This Sunday’s Gospel lesson always feels like a non sequitur to me. Either that, or a story Luke added in to solve a stewardship problem in his church. It start with a man blurting out to Jesus, “Teacher, tell my brother to divide the family inheritance with me.” I mean, really? Throughout the course of the Gospels, we often see Jesus the Rabbi invoked to settle theological debates, but off the top of my head, this is the only time we see Jesus invited to act as a judge. From the time of Moses on, this case would have been taken to an elder or a judge for settlement, yet here we find a man, obviously ticked off at his brother, asking Jesus to weigh in on a family matter he knows nothing about.
From there, we get Jesus telling the Parable of the Rich Fool, which sort of deals with the question of this man’s inheritance, but sounds a whole lot more like Luke’s church is having trouble raising funds. As a stewardship text, it comes at a particularly bad time of the year, since many Episcopalians forget that Sunday morning worship exists in the month of July. I’ll dig into the theological claims of this parable later in the week, but for now, I’m content to try to figure out why Luke includes this story and why the RCL thought it was worth telling in the dog days of summer every three years?
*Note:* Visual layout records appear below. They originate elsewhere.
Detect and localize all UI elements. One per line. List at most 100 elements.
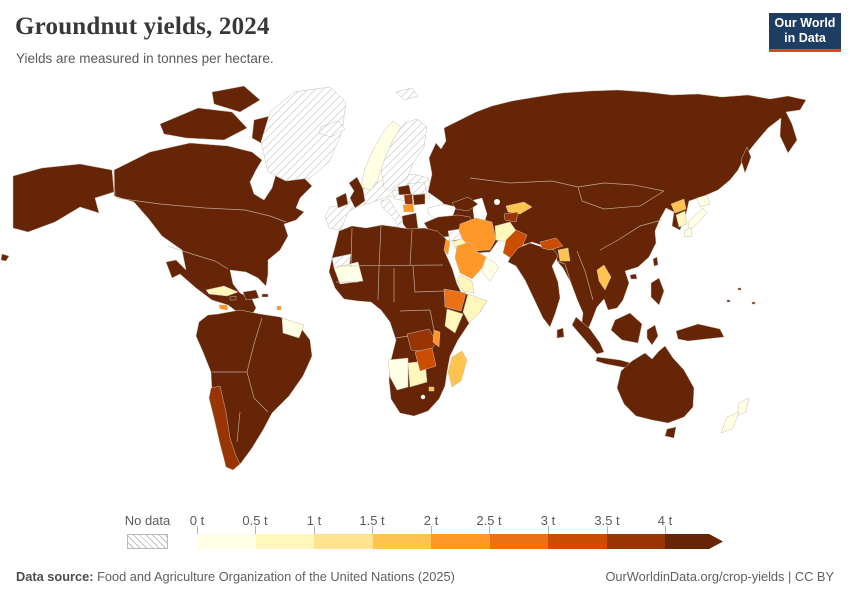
region-trinidad[interactable] [276, 305, 282, 311]
region-new-zealand[interactable] [736, 397, 750, 417]
region-albania-macedonia[interactable] [402, 203, 415, 213]
region-nepal[interactable] [539, 237, 564, 251]
region-zimbabwe[interactable] [414, 347, 437, 372]
aral-sea [494, 199, 500, 205]
region-hungary[interactable] [397, 184, 412, 196]
legend-tick-label: 4 t [657, 513, 673, 528]
legend-color-segment[interactable] [255, 534, 314, 549]
region-sulawesi[interactable] [646, 324, 659, 346]
region-jamaica[interactable] [229, 295, 237, 301]
region-tasmania[interactable] [664, 426, 677, 439]
legend-tick-label: 3 t [540, 513, 556, 528]
region-saudi-arabia[interactable] [454, 241, 487, 280]
region-namibia[interactable] [387, 357, 409, 391]
region-bangladesh[interactable] [557, 247, 571, 262]
region-philippines[interactable] [650, 277, 665, 306]
legend-tick [607, 526, 608, 535]
legend-tick-label: 0.5 t [242, 513, 268, 528]
region-japan[interactable] [687, 207, 708, 230]
region-kenya[interactable] [444, 308, 464, 334]
region-north-america[interactable] [113, 142, 313, 319]
region-arctic-islands[interactable] [211, 85, 261, 113]
region-hainan[interactable] [629, 273, 638, 280]
region-zambia[interactable] [406, 328, 438, 353]
owid-logo[interactable]: Our World in Data [769, 13, 841, 52]
region-yemen[interactable] [456, 274, 475, 294]
legend-color-segment[interactable] [489, 534, 548, 549]
legend-color-segment[interactable] [372, 534, 431, 549]
legend-tick-label: 1.5 t [359, 513, 385, 528]
legend-no-data-swatch[interactable] [127, 534, 168, 549]
region-pacific-island[interactable] [751, 301, 756, 305]
region-caucasus[interactable] [451, 196, 479, 212]
region-laos[interactable] [596, 264, 612, 291]
region-eswatini[interactable] [428, 386, 435, 392]
region-malawi[interactable] [432, 329, 441, 348]
region-el-salvador[interactable] [218, 304, 229, 311]
credit-link[interactable]: OurWorldinData.org/crop-yields | CC BY [605, 569, 834, 584]
legend-tick-label: 1 t [306, 513, 322, 528]
legend-tick [197, 526, 198, 535]
region-australia[interactable] [616, 345, 695, 424]
legend-tick [548, 526, 549, 535]
region-kyrgyzstan[interactable] [505, 201, 533, 215]
legend-no-data-label: No data [124, 513, 171, 528]
region-italy[interactable] [380, 198, 404, 226]
legend-tick [489, 526, 490, 535]
region-united-kingdom[interactable] [348, 176, 366, 209]
legend-color-segment[interactable] [197, 534, 256, 549]
region-india[interactable] [507, 242, 561, 328]
region-somalia[interactable] [462, 293, 488, 324]
region-bulgaria[interactable] [412, 193, 426, 206]
region-norway[interactable] [360, 120, 402, 191]
legend-color-segment[interactable] [548, 534, 607, 549]
region-japan[interactable] [696, 194, 711, 208]
data-source-text: Food and Agriculture Organization of the… [93, 569, 455, 584]
region-new-guinea[interactable] [675, 323, 725, 342]
legend-color-segment[interactable] [431, 534, 490, 549]
region-hawaii[interactable] [0, 253, 10, 262]
region-sumatra[interactable] [571, 316, 605, 355]
region-oman[interactable] [481, 257, 500, 282]
legend-colorbar[interactable] [197, 534, 665, 549]
region-north-korea[interactable] [670, 198, 687, 214]
owid-logo-line2: in Data [784, 31, 826, 45]
region-madagascar[interactable] [447, 350, 468, 388]
region-greenland[interactable] [260, 86, 347, 182]
legend-tick [255, 526, 256, 535]
region-svalbard[interactable] [395, 87, 419, 101]
legend-tick-label: 2 t [423, 513, 439, 528]
legend-color-segment[interactable] [606, 534, 665, 549]
region-chile[interactable] [208, 385, 241, 471]
region-alaska[interactable] [12, 163, 115, 233]
region-tajikistan[interactable] [503, 211, 519, 223]
region-sakhalin[interactable] [740, 146, 752, 174]
region-iceland[interactable] [318, 120, 346, 138]
legend-tick [431, 526, 432, 535]
region-mauritania[interactable] [333, 261, 364, 285]
legend-arrow-segment[interactable] [665, 534, 723, 549]
region-serbia[interactable] [403, 193, 414, 206]
region-hispaniola[interactable] [242, 289, 260, 301]
region-guyana-suriname[interactable] [281, 317, 305, 339]
region-borneo[interactable] [610, 312, 643, 344]
region-sri-lanka[interactable] [556, 327, 565, 339]
region-lesotho[interactable] [420, 394, 426, 400]
region-japan[interactable] [683, 227, 693, 238]
region-ethiopia[interactable] [443, 288, 467, 312]
legend-color-segment[interactable] [314, 534, 373, 549]
data-source-label: Data source: [16, 569, 94, 584]
region-cuba[interactable] [205, 285, 239, 297]
region-taiwan[interactable] [652, 256, 659, 267]
region-new-zealand[interactable] [720, 411, 740, 434]
region-africa[interactable] [328, 224, 488, 417]
region-pacific-island[interactable] [726, 299, 731, 303]
region-south-korea[interactable] [675, 210, 688, 228]
region-puerto-rico[interactable] [261, 293, 269, 298]
region-arctic-islands[interactable] [159, 107, 248, 141]
region-pacific-island[interactable] [737, 287, 742, 291]
region-russia-asia[interactable] [427, 89, 807, 335]
legend-tick [372, 526, 373, 535]
region-ireland[interactable] [335, 192, 349, 209]
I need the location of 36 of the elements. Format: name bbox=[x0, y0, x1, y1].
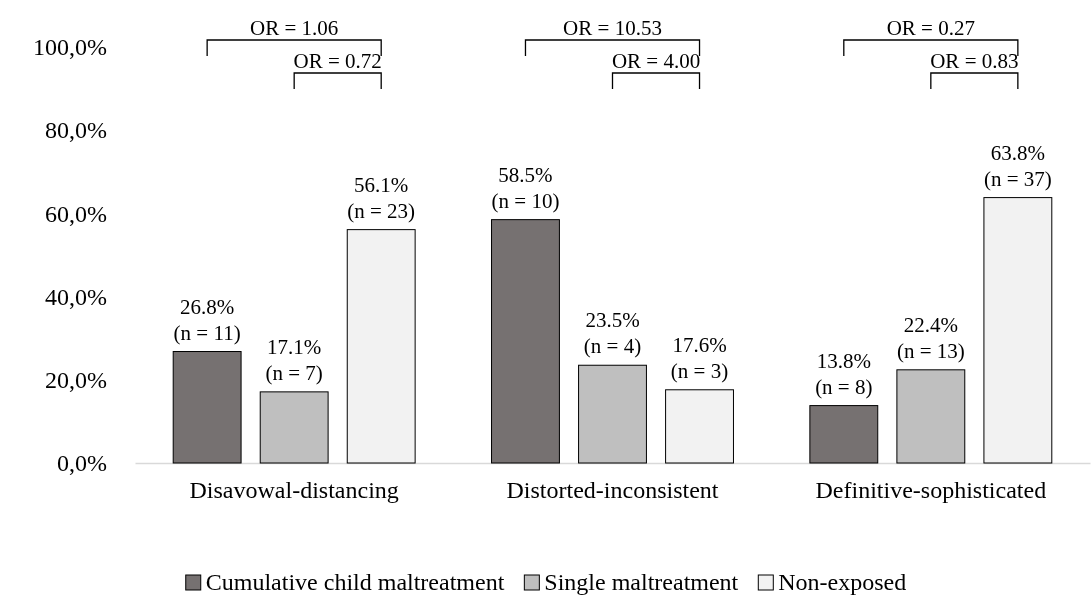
data-label: 23.5% (n = 4) bbox=[583, 308, 642, 359]
y-tick-label: 40,0% bbox=[45, 283, 107, 310]
legend-label: Non-exposed bbox=[778, 569, 907, 595]
bar bbox=[809, 405, 879, 464]
y-tick-label: 60,0% bbox=[45, 200, 107, 227]
annotation: OR = 4.00 bbox=[611, 49, 701, 73]
bar bbox=[172, 351, 242, 464]
data-label: 26.8% (n = 11) bbox=[173, 294, 241, 345]
y-tick-label: 0,0% bbox=[57, 450, 107, 477]
y-tick-label: 80,0% bbox=[45, 117, 107, 144]
legend-label: Single maltreatment bbox=[544, 569, 739, 595]
text: OR = 10.53 bbox=[563, 16, 662, 40]
annotation: OR = 0.83 bbox=[930, 49, 1019, 73]
x-tick-label: Disavowal-distancing bbox=[189, 477, 399, 504]
bar bbox=[578, 364, 647, 464]
y-tick-label: 20,0% bbox=[45, 366, 107, 393]
data-label: 63.8% (n = 37) bbox=[983, 140, 1052, 191]
bar bbox=[259, 391, 329, 464]
text: OR = 0.27 bbox=[886, 16, 975, 40]
data-label: 56.1% (n = 23) bbox=[347, 172, 416, 223]
y-tick-label: 100,0% bbox=[33, 34, 107, 61]
legend-label: Cumulative child maltreatment bbox=[205, 569, 505, 595]
x-tick-label: Definitive-sophisticated bbox=[815, 477, 1047, 504]
text: OR = 1.06 bbox=[250, 16, 339, 40]
data-label: 22.4% (n = 13) bbox=[896, 312, 965, 363]
data-label: 17.6% (n = 3) bbox=[670, 332, 729, 383]
data-label: 58.5% (n = 10) bbox=[491, 162, 560, 213]
data-label: 13.8% (n = 8) bbox=[815, 348, 873, 399]
x-tick-label: Distorted-inconsistent bbox=[506, 477, 719, 504]
bar bbox=[896, 369, 966, 464]
data-label: 17.1% (n = 7) bbox=[265, 334, 323, 385]
bar bbox=[983, 197, 1053, 464]
bar bbox=[665, 389, 734, 464]
bar bbox=[346, 229, 416, 464]
bar bbox=[491, 219, 560, 464]
annotation: OR = 0.72 bbox=[293, 49, 382, 73]
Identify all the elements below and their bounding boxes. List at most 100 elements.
To try to figure this out, having noticed that we’ve jumped from early in Luke 11 to midway through Luke 12, I decided to get my bearings. Where are we? What’s been going on? How’d this man end up so close to Jesus? Luke answers these questions in the bits we skipped along the way. It seems that decrying lawyers was a popular in first century Palestine as it is today.
The second half of Luke 11 has Jesus spewing “woe to yous” to hypocritical lawyers and Pharisees, while Luke 12 opens with crowds number in the thousands. There were so many people following Jesus at this point that they were trampling over one another to get a glimpse of him. One can imagine the sound of hundred of voices crying out for Jesus to help them. The sick, the demon possessed, the hungry, and yes, in one particular case, the jealous and greedy, all vying for Jesus’ attention. It is no wonder this story seems so awkward or out of place. Luke could have chosen any of a hundred or more these encounters between Jesus and a needy person in the crowd. Hopefully, as the week unfolds, we’ll understand why he chose this one.